Additional High-Yield Information for Exams:

• Genetics: Both Maffucci and Ollier disease are caused by postzygotic, somatic mosaic mutations, most commonly in the IDH1 or IDH2 genes. They are almost always sporadic (non-hereditary).

• Clinical Features:

  • Enchondromas: Cause bony swellings, deformity, and potential for pathological fractures. They are most common in the hands and feet (short tubular bones).

  • Venous Malformations: Appear as soft, compressible, bluish masses that may be painful. Phleboliths (calcified thrombi within the malformation) are a classic radiographic sign.

  • Asymmetry: The distribution of both lesions is typically unilateral or highly asymmetric.

• Differential Diagnosis: As outlined, the main differential is Ollier disease. The presence of any vascular malformation changes the diagnosis to Maffucci.

• Associated Conditions & Prognosis:

  • Malignant Transformation: The paramount concern. The lifetime risk of chondrosarcoma is exceptionally high in Maffucci syndrome (often quoted as approaching 100% in some series). Patients are also at increased risk for other malignancies, including ovarian sex-cord stromal tumors, pancreatic adenocarcinoma, brain gliomas, and acute myeloid leukemia.

  • Prognosis: Guarded due to the high malignancy risk and potential for severe skeletal deformity. Lifelong surveillance is mandatory.

• Management & Rationale:

  • Rationale: The primary goals are to detect malignant transformation early and manage complications of the lesions (pain, deformity, fractures).
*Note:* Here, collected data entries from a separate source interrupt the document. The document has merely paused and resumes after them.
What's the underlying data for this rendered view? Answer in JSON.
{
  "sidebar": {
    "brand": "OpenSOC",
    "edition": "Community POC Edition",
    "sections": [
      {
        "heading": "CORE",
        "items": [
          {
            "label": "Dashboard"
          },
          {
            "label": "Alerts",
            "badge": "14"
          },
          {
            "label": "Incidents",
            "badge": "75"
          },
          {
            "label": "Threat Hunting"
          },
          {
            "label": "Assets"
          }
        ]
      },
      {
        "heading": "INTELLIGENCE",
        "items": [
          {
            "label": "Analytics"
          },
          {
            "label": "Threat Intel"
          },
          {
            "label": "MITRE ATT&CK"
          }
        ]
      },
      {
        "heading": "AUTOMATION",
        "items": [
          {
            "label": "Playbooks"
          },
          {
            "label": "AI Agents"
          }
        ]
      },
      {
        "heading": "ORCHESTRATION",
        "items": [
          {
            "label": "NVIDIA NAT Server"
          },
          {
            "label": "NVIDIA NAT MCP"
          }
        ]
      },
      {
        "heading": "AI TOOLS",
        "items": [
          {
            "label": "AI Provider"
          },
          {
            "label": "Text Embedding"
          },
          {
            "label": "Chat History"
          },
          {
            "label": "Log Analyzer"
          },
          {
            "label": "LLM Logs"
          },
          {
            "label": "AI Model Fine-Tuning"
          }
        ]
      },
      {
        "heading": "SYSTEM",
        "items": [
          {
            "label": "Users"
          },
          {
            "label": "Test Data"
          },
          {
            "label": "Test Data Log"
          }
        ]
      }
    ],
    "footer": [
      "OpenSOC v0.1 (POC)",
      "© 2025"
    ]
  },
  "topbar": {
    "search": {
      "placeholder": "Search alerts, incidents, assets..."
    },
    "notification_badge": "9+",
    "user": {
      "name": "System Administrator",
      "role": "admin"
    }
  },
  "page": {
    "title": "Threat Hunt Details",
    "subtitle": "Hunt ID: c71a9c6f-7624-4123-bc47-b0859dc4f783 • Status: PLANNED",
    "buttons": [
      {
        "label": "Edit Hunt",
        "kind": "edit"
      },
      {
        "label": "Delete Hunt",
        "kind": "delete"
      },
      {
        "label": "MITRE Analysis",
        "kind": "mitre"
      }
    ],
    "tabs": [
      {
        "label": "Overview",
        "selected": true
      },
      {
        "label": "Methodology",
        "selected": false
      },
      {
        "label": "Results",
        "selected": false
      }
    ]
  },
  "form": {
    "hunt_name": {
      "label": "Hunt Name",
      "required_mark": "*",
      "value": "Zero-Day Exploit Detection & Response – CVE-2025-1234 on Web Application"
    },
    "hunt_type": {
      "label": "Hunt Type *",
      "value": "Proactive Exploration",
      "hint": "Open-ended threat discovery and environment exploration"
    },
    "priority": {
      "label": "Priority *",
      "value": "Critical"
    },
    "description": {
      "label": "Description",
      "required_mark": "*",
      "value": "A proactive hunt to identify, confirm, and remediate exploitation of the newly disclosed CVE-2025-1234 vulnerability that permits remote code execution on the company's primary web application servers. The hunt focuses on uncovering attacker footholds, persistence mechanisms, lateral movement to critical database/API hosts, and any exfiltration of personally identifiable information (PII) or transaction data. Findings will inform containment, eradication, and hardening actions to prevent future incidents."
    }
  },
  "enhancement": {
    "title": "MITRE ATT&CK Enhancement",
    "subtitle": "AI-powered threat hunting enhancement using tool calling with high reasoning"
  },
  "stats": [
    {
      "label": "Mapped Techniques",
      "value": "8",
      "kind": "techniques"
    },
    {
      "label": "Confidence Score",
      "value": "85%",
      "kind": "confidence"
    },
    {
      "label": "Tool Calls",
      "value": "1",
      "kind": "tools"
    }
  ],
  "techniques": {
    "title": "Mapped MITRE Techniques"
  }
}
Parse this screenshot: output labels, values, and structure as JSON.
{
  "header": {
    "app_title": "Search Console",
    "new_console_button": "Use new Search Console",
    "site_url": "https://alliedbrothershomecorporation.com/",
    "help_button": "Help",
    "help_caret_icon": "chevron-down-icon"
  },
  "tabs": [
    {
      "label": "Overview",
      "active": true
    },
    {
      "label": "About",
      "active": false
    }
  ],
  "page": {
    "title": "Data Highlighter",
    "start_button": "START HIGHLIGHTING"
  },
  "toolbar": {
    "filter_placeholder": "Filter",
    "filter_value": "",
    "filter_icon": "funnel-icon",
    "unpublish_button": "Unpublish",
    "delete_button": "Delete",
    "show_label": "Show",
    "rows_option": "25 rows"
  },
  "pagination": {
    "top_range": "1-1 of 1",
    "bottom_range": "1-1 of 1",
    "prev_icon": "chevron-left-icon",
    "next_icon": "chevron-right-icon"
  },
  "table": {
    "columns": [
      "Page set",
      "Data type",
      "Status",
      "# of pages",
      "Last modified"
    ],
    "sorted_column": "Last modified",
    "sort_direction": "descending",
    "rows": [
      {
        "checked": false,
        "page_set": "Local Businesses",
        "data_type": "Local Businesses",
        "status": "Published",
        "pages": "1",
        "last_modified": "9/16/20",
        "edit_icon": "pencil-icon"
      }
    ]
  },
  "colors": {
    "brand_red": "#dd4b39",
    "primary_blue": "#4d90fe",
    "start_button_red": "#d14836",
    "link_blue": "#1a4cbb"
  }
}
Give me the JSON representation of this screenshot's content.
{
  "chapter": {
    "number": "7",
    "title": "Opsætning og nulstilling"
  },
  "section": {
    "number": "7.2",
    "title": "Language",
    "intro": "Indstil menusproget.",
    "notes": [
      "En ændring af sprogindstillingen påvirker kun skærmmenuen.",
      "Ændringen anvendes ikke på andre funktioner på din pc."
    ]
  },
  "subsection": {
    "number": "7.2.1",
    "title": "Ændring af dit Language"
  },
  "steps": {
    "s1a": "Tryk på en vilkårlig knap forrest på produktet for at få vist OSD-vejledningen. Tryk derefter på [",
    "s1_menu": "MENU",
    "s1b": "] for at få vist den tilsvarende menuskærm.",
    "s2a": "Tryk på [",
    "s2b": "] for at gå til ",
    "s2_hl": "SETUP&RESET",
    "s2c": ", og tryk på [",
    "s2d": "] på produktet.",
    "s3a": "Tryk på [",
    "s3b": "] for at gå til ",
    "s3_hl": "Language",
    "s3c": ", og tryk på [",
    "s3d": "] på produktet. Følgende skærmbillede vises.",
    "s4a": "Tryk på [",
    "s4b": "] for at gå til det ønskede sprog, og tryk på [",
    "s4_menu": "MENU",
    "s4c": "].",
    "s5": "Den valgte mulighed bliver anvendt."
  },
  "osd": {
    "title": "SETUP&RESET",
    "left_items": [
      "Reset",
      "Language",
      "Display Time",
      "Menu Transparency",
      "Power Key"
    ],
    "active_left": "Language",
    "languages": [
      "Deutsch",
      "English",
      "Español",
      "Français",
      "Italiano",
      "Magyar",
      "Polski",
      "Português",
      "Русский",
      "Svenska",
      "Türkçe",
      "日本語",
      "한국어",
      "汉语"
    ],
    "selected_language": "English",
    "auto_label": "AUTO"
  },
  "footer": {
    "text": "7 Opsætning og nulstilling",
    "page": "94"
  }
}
  • First-line/Obligatory Surveillance: Regular clinical and radiographic evaluation of known enchondromas. Any lesion that becomes painful, increases in size, or shows changes on imaging (e.g., lysis, cortical destruction, soft tissue mass) must be biopsied to rule out chondrosarcoma.

  • Management of Lesions:

    • Enchondromas: Surgical curettage or resection may be needed for symptomatic lesions, deformity, or suspected malignancy.

    • Venous Malformations: Managed with compression garments, sclerotherapy, or surgical resection for symptomatic lesions.

  • Systemic Screening: Consider screening for associated extra-skeletal malignancies based on current guidelines, though no universal protocol exists.